Looking at the “net scores” — the percentage who said “better” minus the percentage who said “worse” — Republicans scored were higher than Democrats’ for the country (+23% vs. –31%); for their community (+19% vs, +4%) and for their own households (+38% vs. +26%). Republicans were less optimistic about the state (–16%), although Democrats were evenly split (47% said “better”; 47% said “worse”).
Coinciding with this decline in overall voter optimism has been an increase — more like a rebalancing — of Republican Party identification over the past year. We don’t register by party in Washington so party identification is more like an attitude than a fixed characteristic. It provides an indicator of where a voter’s default political position is.
Since 1992, we have regularly asked voters how they would register if they did have to register by party. Democrats have registered as high as 46% and as low as 24%; Republicans have ranged from 41% to 18%.
A year ago, party identification was at 41% Democrats and 21% Republicans — the widest gap in the 28 years of this poll. Since then, the gap has narrowed in three subsequent polls to 11 points, which is just above the 10-year average of 10 points.
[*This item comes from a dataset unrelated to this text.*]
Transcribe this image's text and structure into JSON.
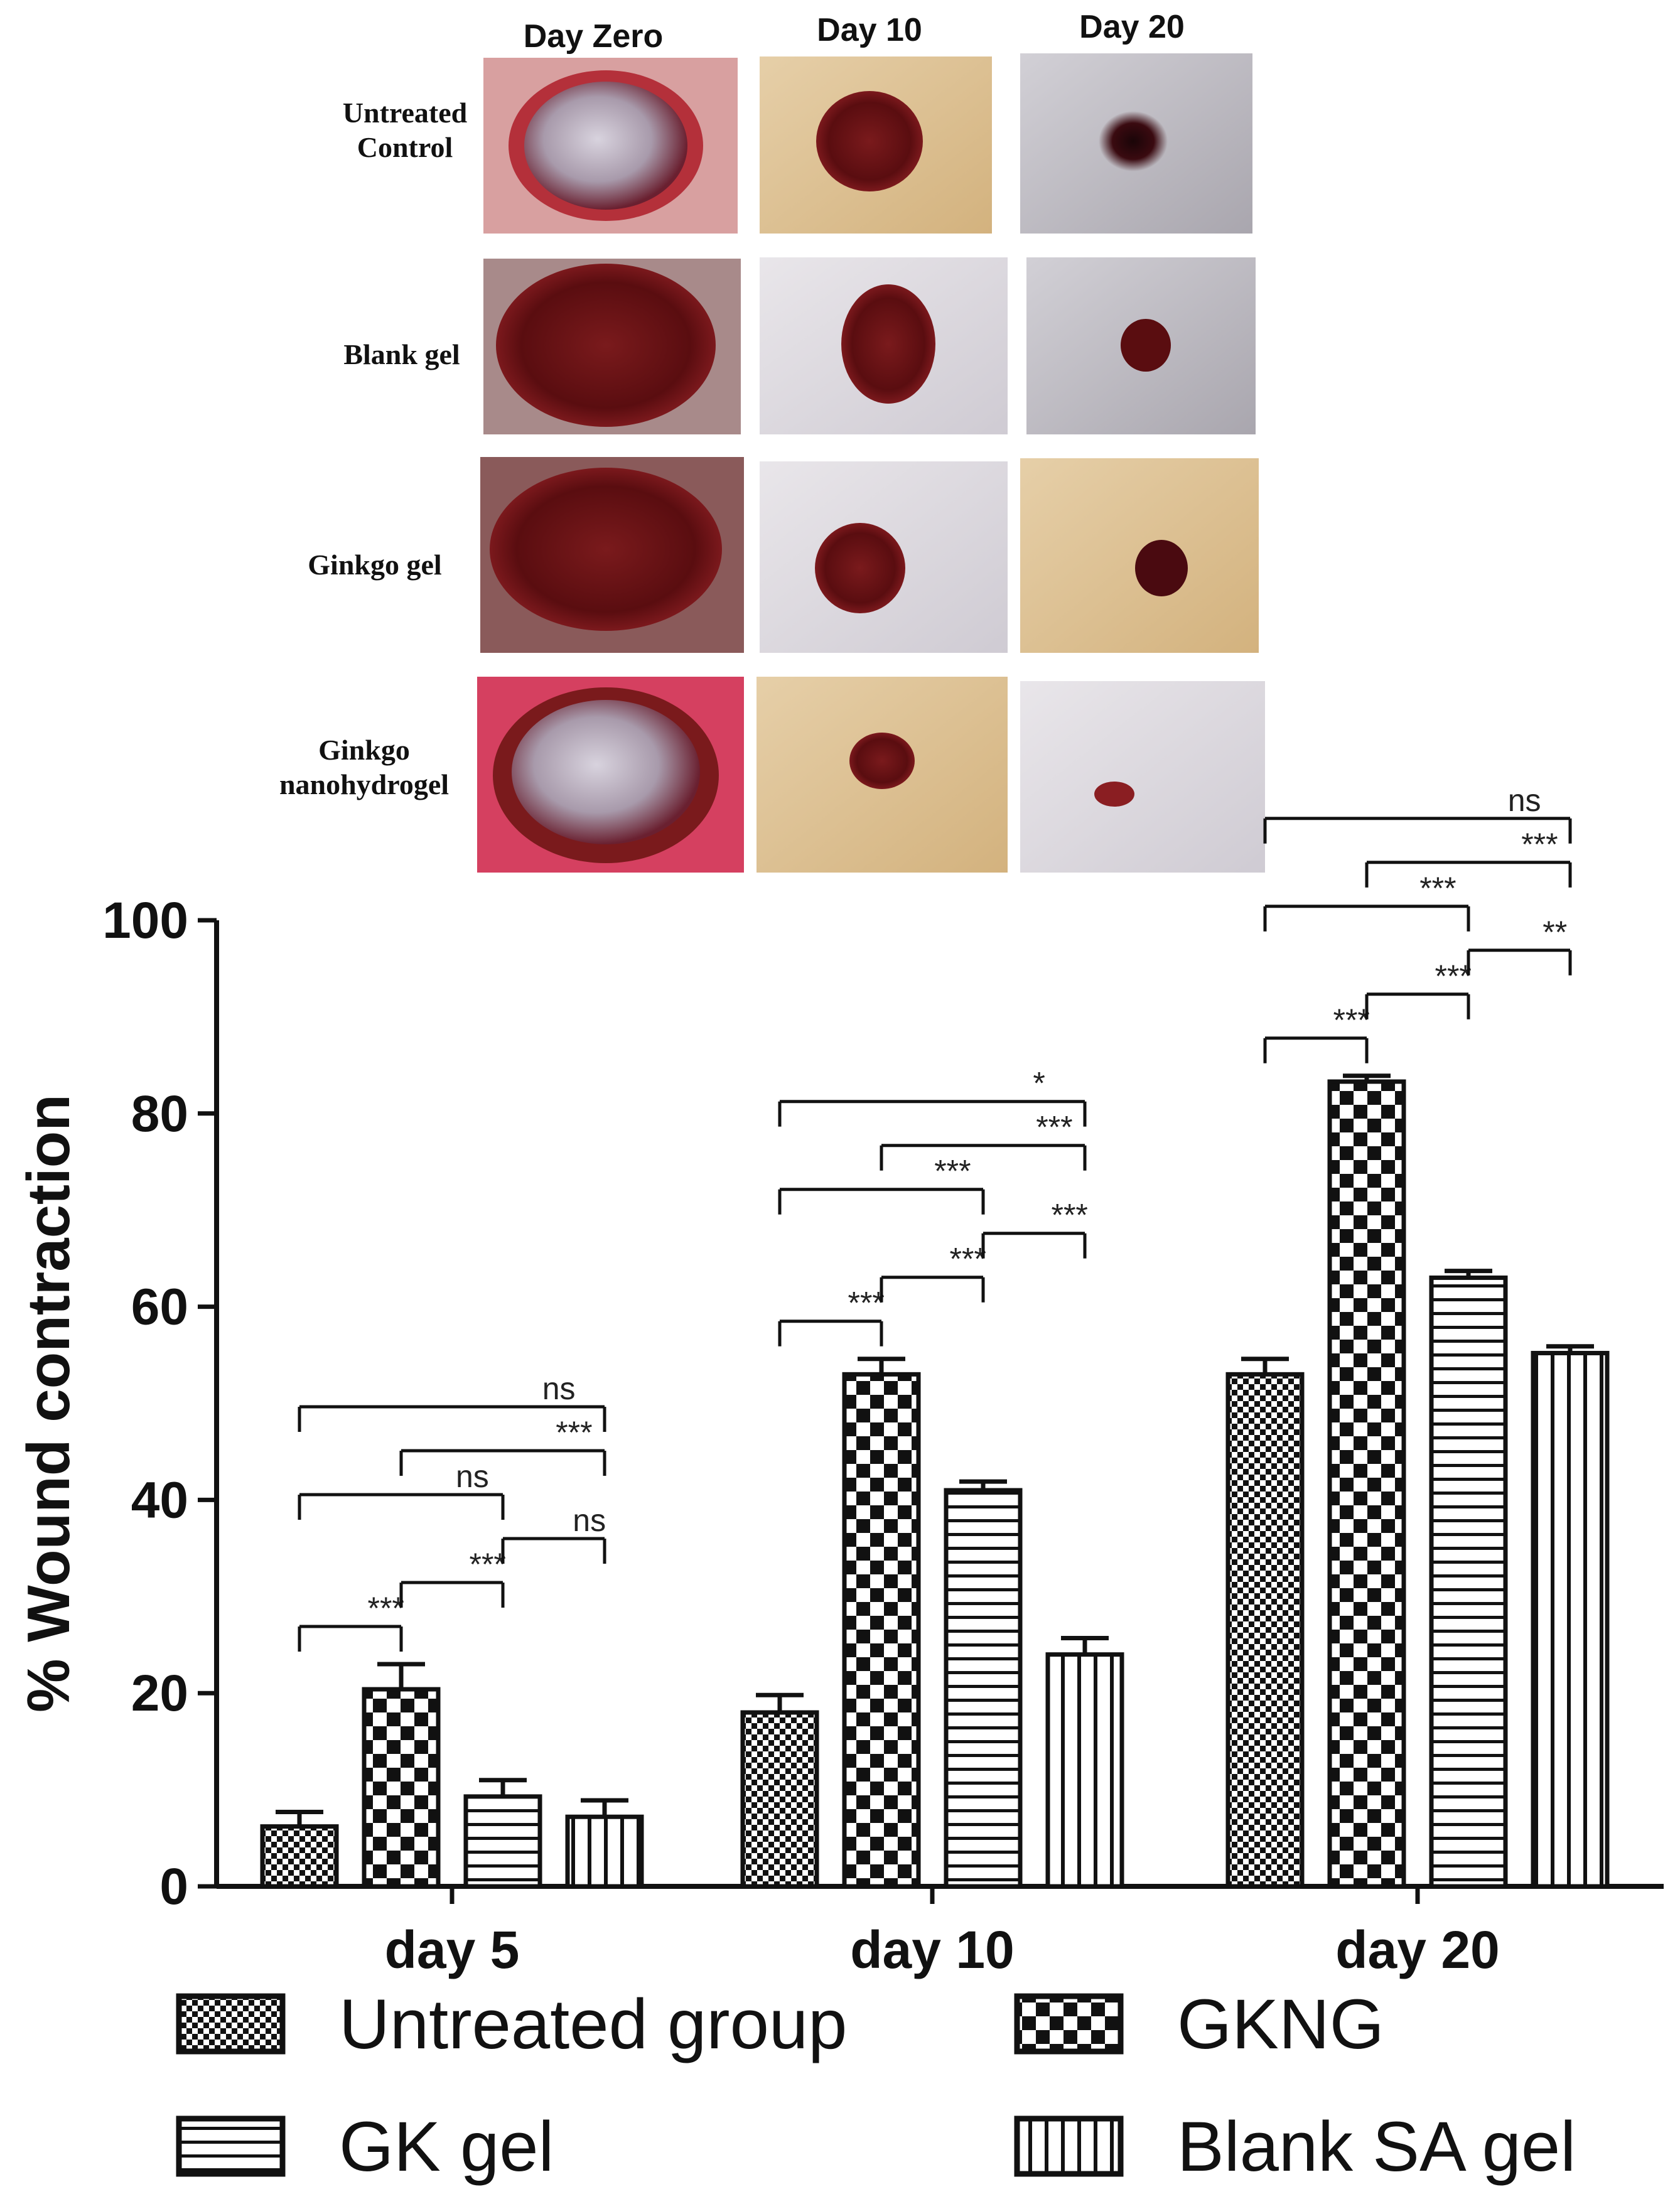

The gap was narrowed by Republican identification gaining 8 points while Democrats lost 1 point. The 29% who identified as Republicans in this poll is the highest percentage since February 2012.
The question is, why has Republican identification increased and why are those who identify as Republicans generally more optimistic than the Democrats? Don’t they know a “Blue Tsunami” is supposed to be coming to wash them away? These data don’t suggest answers, but they pose a fascinating question. We’ll be watching.